La fantasy puise loin et large. Dans les mythologies, dans les légendes et dans les romans médiévaux, dans Shakespeare, dans les contes de fées, dans la littérature victorienne, dans les pulp magazines des années 30. Mais son triomphe sous la forme que nous lui connaissions (en gros, marquée à vie par Tolkien) est relativement récente. Ca n’est que sur les trois dernières décennies que le genre est devenu majeur au sein de la littérature populaire, qu’il a supplanté pour de bon sa parente proche, la science-fiction, et qu’il a investi d’autres champs, cinéma et jeu en premier lieu. Il était donc temps qu’un Que-sais-je lui soit consacré. Et celui qui répond à cette commande est Jacques Baudou, journaliste au Monde, déjà auteur du numéro de la collection dédié à la science-fiction.
Les limites de l'exercice du Que-sais-je sont connues : être le plus exhaustif possible sur un thème vaste, mais tenir sur 128 pages. Cependant l’auteur y parvient, il traite le genre sous tous les angles : sa généalogie, ses caractéristiques, ses sous-genres, ses déclinaisons nationales, le rôle décisif de l’œuvre de Tolkien et de quelques autres, l’influence de la fantasy sur la production télévisuelle et cinématographique, sur les jeux vidéo, sur les jeux de rôle. Mais une fois tout cela exposé, il reste naturellement bien peu de place à l’accroche, à la passion et aux marottes personnelles. Hormis les très riches pages sur l’origine du genre, La fantasy est pour une bonne part une liste longuette d’oeuvres diverses dans laquelle le néophyte aura bien du mal à se trouver un point d'entrée.
Toutefois, sans trahir le très contraignant cahier des charges du Que-sais-je, Baudou parvient parfois à insister sur les oeuvres qui lui paraissent les plus singulières. Il analyse L’Histoire sans fin de l’Allemand Michael Ende sur pas moins de huit pages, alors que la biographie, l’œuvre et la descendance de Tolkien tiennent sur deux fois moins. De la même façon, même s'il lui reconnait une influence moindre, il élève Mervyn Peake au même rang que le créateur des Hobbits, celui de père fondateur. S'il lui est difficile de passer outre Tolkien, Baudou ne semble pas s’intéresser plus que ça à son œuvre. Celle-ci est traitée sur un mode purement historique (la chronologie de son succès), mais rarement sur le fond. Preuve de ce désintérêt, cette bourde sur le lien de parenté entre Bilbo et Frodo, présentés comme père et fils (ils sont oncle et neveu) et qui fera étouffer n’importe quel passionné des Terres du Milieu.

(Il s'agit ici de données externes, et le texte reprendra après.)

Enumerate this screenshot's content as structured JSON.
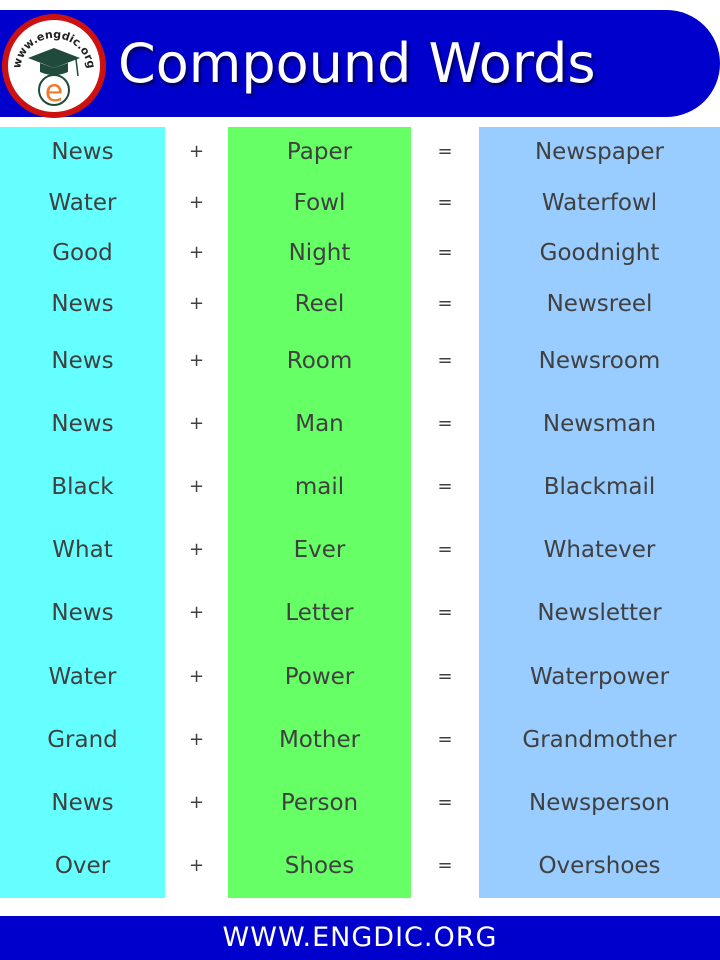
{
  "header": {
    "title": "Compound Words",
    "logo_text": "www.engdic.org",
    "logo_letter": "e",
    "colors": {
      "banner": "#0000cc",
      "logo_ring": "#cc1111"
    }
  },
  "columns": {
    "colors": {
      "first": "#66ffff",
      "second": "#66ff66",
      "result": "#99ccff"
    }
  },
  "rows": [
    {
      "first": "News",
      "plus": "+",
      "second": "Paper",
      "equals": "=",
      "result": "Newspaper"
    },
    {
      "first": "Water",
      "plus": "+",
      "second": "Fowl",
      "equals": "=",
      "result": "Waterfowl"
    },
    {
      "first": "Good",
      "plus": "+",
      "second": "Night",
      "equals": "=",
      "result": "Goodnight"
    },
    {
      "first": "News",
      "plus": "+",
      "second": "Reel",
      "equals": "=",
      "result": "Newsreel"
    },
    {
      "first": "News",
      "plus": "+",
      "second": "Room",
      "equals": "=",
      "result": "Newsroom"
    },
    {
      "first": "News",
      "plus": "+",
      "second": "Man",
      "equals": "=",
      "result": "Newsman"
    },
    {
      "first": "Black",
      "plus": "+",
      "second": "mail",
      "equals": "=",
      "result": "Blackmail"
    },
    {
      "first": "What",
      "plus": "+",
      "second": "Ever",
      "equals": "=",
      "result": "Whatever"
    },
    {
      "first": "News",
      "plus": "+",
      "second": "Letter",
      "equals": "=",
      "result": "Newsletter"
    },
    {
      "first": "Water",
      "plus": "+",
      "second": "Power",
      "equals": "=",
      "result": "Waterpower"
    },
    {
      "first": "Grand",
      "plus": "+",
      "second": "Mother",
      "equals": "=",
      "result": "Grandmother"
    },
    {
      "first": "News",
      "plus": "+",
      "second": "Person",
      "equals": "=",
      "result": "Newsperson"
    },
    {
      "first": "Over",
      "plus": "+",
      "second": "Shoes",
      "equals": "=",
      "result": "Overshoes"
    }
  ],
  "footer": {
    "text": "WWW.ENGDIC.ORG"
  }
}
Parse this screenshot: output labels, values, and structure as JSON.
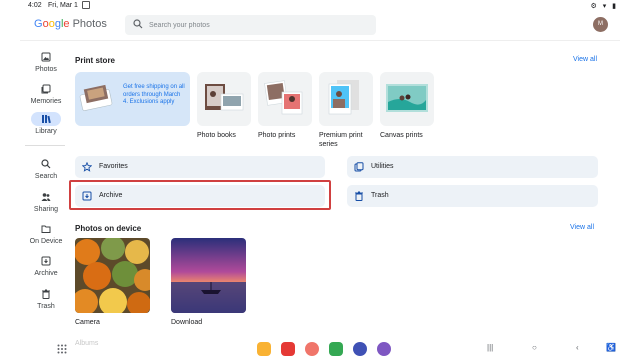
{
  "status": {
    "time": "4:02",
    "date": "Fri, Mar 1"
  },
  "app": {
    "logo_parts": [
      "G",
      "o",
      "o",
      "g",
      "l",
      "e"
    ],
    "logo_product": "Photos",
    "search_placeholder": "Search your photos",
    "avatar_initial": "M"
  },
  "nav": {
    "items": [
      {
        "label": "Photos",
        "icon": "photo-icon"
      },
      {
        "label": "Memories",
        "icon": "memories-icon"
      },
      {
        "label": "Library",
        "icon": "library-icon",
        "active": true
      },
      {
        "label": "Search",
        "icon": "search-icon"
      },
      {
        "label": "Sharing",
        "icon": "sharing-icon"
      },
      {
        "label": "On Device",
        "icon": "folder-icon"
      },
      {
        "label": "Archive",
        "icon": "archive-icon"
      },
      {
        "label": "Trash",
        "icon": "trash-icon"
      }
    ]
  },
  "print_store": {
    "title": "Print store",
    "view_all": "View all",
    "promo_text": "Get free shipping on all orders through March 4. Exclusions apply",
    "cards": [
      {
        "label": "Photo books"
      },
      {
        "label": "Photo prints"
      },
      {
        "label": "Premium print series"
      },
      {
        "label": "Canvas prints"
      }
    ]
  },
  "collections": {
    "favorites": "Favorites",
    "utilities": "Utilities",
    "archive": "Archive",
    "trash": "Trash"
  },
  "on_device": {
    "title": "Photos on device",
    "view_all": "View all",
    "folders": [
      {
        "label": "Camera"
      },
      {
        "label": "Download"
      }
    ],
    "next_section": "Albums"
  },
  "colors": {
    "accent": "#1a73e8",
    "tile_bg": "#edf2f7",
    "highlight": "#d04040"
  }
}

Autre contrainte du Que-sais-je, l’absence de débat, de polémique et de contradiction. Les questions soulevées par le succès de la fantasy sont abordées (pourquoi ça, et pourquoi maintenant ? Quel futur pour le genre ? Pourquoi la fantasy a-t-elle supplanté la science-fiction ? Est-ce une littérature de fuite ou d’évasion ?), mais elles ne sont pas réellement tranchées. Tout juste l’auteur écarte-t-il ou nuance-t-il les analyses et les critiques les plus superficielles. Celle, par exemple, récurrente, qui oppose la littérature de régression que serait la fantasy à celle de réflexion et de critique sociale que prétend être la science-fiction. Difficile, cependant, de pousser plus loin dans un format aussi contraignant. En aucun cas ce Que-sais-je ne pouvait être beaucoup plus qu’une première base bibliographique.